Strong medicine
New Zealand Listener|May 13 -20th, 2023
There's struggle and uncomfortable truths in Emma Espiner's memoir but also humour, hope and inspiration.
DR EILEEN MERRIMAN
Strong medicine

THERE'S A CURE FOR THIS, by Dr Emma Espiner (Penguin, $35), out on May 9.

"I didn't know about kids eating dog food for breakfast." There are many lines that stayed with me once I'd put this book down (after reading it cover to cover in less than 24 hours), but this is the one that won't go away. I read that sentence three times, trying to visualise that in my head. I couldn't. But somewhere in New Zealand, a first-world country, there are kids eating dog food. Don't look away.

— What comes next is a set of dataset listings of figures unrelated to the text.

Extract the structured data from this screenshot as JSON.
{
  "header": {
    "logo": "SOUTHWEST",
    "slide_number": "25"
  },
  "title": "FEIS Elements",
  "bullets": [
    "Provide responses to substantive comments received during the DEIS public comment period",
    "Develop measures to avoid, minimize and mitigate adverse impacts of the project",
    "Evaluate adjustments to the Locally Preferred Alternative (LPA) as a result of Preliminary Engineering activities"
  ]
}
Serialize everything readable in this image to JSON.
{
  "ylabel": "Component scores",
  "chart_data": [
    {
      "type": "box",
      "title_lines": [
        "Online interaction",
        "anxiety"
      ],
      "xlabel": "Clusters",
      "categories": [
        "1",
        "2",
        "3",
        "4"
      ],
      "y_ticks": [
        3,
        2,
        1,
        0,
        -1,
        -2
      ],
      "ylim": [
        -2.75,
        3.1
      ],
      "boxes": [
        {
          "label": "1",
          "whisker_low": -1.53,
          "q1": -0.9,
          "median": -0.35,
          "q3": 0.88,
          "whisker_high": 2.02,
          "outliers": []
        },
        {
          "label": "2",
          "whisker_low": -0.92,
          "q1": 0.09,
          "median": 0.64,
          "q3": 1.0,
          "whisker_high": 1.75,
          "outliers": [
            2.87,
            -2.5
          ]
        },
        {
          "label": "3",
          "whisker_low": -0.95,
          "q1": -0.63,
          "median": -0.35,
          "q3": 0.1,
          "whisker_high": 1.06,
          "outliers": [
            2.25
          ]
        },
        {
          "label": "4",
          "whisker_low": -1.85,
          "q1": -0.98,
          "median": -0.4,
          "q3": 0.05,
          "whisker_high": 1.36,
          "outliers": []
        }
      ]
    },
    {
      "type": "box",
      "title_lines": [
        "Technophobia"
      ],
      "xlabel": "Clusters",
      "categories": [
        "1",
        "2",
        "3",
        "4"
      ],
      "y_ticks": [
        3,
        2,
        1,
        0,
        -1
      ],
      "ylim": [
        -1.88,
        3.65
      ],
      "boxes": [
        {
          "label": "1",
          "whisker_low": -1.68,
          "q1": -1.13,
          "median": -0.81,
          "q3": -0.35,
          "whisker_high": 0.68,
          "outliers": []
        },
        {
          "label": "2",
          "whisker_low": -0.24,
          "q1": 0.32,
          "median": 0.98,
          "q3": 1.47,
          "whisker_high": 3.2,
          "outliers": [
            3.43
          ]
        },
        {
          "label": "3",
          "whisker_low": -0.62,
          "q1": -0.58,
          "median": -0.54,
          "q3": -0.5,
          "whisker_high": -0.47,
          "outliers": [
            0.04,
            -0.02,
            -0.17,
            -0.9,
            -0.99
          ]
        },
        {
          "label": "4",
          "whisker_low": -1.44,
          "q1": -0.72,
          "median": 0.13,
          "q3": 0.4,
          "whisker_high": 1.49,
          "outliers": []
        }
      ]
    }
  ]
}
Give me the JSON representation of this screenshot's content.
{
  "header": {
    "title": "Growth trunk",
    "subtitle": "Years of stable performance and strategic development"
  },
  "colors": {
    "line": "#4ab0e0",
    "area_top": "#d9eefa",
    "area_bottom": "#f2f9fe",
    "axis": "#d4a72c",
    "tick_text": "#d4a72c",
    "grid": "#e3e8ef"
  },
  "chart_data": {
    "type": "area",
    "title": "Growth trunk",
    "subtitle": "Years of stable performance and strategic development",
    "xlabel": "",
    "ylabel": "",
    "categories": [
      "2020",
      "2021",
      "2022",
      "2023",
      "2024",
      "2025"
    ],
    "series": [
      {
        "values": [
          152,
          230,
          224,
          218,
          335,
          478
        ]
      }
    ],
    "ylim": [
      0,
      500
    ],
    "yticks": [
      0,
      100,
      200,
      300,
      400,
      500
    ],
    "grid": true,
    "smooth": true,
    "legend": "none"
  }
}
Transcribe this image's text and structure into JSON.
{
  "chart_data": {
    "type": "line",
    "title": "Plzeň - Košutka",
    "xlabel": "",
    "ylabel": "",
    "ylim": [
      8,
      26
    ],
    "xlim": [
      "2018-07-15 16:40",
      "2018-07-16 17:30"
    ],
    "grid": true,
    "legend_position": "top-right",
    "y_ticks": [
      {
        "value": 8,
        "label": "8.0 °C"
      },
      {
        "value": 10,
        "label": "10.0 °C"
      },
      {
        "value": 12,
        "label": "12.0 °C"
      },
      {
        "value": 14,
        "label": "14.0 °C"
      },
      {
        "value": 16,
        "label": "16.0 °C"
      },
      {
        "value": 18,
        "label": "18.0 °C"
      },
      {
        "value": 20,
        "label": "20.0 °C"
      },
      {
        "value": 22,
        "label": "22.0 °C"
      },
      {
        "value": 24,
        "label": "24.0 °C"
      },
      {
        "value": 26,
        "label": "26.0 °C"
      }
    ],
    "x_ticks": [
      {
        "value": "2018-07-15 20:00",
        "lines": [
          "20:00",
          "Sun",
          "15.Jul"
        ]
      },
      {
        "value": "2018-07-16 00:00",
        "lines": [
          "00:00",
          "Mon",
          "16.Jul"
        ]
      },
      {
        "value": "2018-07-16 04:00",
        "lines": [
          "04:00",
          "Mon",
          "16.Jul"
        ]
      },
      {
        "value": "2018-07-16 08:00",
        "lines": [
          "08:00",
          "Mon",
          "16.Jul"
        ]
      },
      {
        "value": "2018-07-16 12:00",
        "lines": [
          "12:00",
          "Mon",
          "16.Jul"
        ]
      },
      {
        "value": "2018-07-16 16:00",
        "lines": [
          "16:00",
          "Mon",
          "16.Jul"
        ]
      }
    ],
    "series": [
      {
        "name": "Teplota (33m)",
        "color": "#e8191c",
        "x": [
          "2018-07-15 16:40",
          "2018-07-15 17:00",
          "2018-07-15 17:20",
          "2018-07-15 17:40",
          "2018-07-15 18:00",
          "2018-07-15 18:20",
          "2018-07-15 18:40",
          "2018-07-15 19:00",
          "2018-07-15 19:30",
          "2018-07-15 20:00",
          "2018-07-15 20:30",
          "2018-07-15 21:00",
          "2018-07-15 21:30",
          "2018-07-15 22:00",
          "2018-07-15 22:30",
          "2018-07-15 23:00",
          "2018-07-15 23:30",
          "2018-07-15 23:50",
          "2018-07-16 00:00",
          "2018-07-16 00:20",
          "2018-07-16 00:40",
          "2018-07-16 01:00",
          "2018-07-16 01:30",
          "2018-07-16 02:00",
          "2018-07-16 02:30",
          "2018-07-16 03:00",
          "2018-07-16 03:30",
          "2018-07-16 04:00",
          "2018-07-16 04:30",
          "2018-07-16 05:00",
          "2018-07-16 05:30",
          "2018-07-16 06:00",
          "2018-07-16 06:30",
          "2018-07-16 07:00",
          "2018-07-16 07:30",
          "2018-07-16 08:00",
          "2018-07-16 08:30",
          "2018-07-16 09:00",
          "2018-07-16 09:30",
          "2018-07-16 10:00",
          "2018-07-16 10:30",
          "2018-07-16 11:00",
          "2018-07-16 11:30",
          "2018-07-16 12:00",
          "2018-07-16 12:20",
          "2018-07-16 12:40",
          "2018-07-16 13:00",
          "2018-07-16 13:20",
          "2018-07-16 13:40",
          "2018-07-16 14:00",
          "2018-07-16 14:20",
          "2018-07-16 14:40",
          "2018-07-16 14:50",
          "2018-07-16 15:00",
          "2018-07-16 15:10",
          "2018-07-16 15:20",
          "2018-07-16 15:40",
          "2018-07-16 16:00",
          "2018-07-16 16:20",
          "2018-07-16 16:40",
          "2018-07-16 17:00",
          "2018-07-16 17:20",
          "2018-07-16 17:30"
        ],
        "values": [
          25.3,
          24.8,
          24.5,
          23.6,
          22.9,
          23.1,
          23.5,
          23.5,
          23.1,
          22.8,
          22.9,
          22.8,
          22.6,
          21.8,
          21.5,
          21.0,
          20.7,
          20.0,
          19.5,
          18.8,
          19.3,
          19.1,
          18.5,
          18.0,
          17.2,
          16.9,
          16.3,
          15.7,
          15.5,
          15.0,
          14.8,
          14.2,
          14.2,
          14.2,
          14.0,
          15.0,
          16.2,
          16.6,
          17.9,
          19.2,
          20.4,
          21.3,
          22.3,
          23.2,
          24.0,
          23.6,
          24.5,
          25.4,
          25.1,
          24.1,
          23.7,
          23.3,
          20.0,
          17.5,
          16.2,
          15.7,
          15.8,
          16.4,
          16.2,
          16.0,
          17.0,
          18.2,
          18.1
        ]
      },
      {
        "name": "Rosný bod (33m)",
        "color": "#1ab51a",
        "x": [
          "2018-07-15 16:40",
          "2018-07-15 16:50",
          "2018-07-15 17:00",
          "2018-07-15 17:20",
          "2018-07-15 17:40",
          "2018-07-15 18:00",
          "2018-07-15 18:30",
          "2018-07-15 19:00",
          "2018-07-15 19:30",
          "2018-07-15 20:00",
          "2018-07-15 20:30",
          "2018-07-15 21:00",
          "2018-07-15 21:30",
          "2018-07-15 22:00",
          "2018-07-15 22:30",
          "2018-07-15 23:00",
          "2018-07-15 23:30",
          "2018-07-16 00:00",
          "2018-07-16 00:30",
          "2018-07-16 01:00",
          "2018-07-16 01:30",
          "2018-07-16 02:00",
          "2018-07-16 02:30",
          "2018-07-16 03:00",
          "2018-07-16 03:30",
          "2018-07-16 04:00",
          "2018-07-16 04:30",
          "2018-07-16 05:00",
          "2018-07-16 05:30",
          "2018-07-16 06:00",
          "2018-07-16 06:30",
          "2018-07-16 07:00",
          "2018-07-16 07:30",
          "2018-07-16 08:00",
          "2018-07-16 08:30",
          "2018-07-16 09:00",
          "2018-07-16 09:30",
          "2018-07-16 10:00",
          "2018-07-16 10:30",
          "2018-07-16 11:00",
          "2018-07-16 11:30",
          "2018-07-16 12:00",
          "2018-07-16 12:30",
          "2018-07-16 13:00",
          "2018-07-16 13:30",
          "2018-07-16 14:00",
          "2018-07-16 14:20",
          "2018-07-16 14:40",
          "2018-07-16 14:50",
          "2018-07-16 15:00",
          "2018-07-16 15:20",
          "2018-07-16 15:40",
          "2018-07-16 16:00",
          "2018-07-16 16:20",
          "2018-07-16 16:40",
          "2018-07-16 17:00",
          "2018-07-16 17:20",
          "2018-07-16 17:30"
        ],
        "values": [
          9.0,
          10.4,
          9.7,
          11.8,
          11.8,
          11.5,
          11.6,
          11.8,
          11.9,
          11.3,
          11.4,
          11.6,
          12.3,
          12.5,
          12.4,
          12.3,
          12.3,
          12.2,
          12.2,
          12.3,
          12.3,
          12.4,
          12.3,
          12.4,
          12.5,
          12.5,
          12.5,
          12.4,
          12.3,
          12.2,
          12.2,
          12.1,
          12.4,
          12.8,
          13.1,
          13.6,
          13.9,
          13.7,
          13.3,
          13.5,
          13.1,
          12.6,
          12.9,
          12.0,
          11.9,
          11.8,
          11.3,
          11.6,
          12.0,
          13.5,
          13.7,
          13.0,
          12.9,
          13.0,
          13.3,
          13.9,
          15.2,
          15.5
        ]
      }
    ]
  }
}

Emma Espiner (Ngāti Tukorehe, Ngāti Porou) graduated from the School of Medicine in Auckland in 2020. I remember seeing her at a writers festival a few months into her first year as a doctor. "How's your first year as a house officer?" I asked. "It's shit," she said. "Yes, it is," I replied - because it's rare to get any other answer, certainly not "I love it". I was impressed because Espiner was already at the top of her field as an award-winning writer, broadcaster and political commentator. Medicine needs people like Espiner. Medicine needs diversity, new ways of thinking, a shake-up.